As part of its review of a range of strategic alternatives to maximize shareholder value, healthcare-focused real estate investment trust New Senior Investment Group agreed to terminate its triple-net leases with affiliates of Holiday Retirement for a total consideration of $116 million.
The consideration includes a $70 million termination payment and $46 million of retained security deposits. The agreement is contingent upon the company completing a refinancing of the existing debt on the portfolio, which had an outstanding face sum of roughly $666 million as of March 31 and a current coupon of 4.15%, on or before May 21.
The company plans to refinance the debt with a one-year $720 million secured loan in May. The loan will bear interest of 4.0% over the London Interbank Offered Rate during the first six months, increasing by 50 basis points after the sixth monthly payment and by another 50 basis points after the ninth monthly payment. New Senior Investment expects to see roughly $65 million of prepayment fees and expenses related to the refinancing.

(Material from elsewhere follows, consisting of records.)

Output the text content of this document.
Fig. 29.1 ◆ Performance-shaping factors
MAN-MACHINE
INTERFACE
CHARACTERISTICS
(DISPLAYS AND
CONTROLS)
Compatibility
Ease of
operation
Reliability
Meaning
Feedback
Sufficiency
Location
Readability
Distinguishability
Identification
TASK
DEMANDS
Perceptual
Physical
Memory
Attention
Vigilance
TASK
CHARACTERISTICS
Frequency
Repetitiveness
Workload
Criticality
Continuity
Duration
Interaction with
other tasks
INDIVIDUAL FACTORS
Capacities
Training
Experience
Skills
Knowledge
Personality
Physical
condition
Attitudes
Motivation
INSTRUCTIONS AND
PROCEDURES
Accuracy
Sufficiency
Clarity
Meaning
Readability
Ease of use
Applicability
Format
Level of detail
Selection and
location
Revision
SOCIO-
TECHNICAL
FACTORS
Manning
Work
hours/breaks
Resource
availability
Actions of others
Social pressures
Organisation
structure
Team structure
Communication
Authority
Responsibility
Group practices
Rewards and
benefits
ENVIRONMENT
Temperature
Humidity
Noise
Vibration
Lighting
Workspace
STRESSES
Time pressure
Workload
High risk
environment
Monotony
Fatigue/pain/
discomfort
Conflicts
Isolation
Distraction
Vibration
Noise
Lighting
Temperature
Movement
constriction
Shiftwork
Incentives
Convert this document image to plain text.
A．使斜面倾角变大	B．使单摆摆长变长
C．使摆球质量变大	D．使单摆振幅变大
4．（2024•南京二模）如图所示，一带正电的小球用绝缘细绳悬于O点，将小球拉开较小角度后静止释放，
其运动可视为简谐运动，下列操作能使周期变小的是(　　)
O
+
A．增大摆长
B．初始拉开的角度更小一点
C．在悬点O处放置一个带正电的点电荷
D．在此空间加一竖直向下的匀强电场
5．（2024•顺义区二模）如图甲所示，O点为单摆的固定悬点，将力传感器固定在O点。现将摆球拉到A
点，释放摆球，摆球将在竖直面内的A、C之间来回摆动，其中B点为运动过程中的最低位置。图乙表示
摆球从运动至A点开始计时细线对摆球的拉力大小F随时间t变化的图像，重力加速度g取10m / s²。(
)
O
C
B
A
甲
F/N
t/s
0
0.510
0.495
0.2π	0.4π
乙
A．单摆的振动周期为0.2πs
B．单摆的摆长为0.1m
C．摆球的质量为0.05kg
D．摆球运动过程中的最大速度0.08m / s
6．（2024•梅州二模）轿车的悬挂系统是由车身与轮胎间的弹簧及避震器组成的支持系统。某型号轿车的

New Senior Investment also entered into property management agreements with the affiliates of Holiday Retirement, which is majority owned by private equity funds managed by the REIT's manager. Under the deal, the REIT will pay a management fee equal to a monthly base fee of 5% of effective gross income in the first year and 4.5% of effective gross income for the remaining period. New Senior Investment will also pay an annual incentive fee of up to 2% of the portfolio's effective gross income, subject to the achievement of certain performance thresholds.
Both agreements were approved by a special committee of New Senior Investment's board of directors, the REIT said in a release.
Additionally, the board expects to determine the amount of the company's first-quarter dividend by June 1. The payout, which is expected June 22, may be less than dividends paid for previous quarters, the trust said.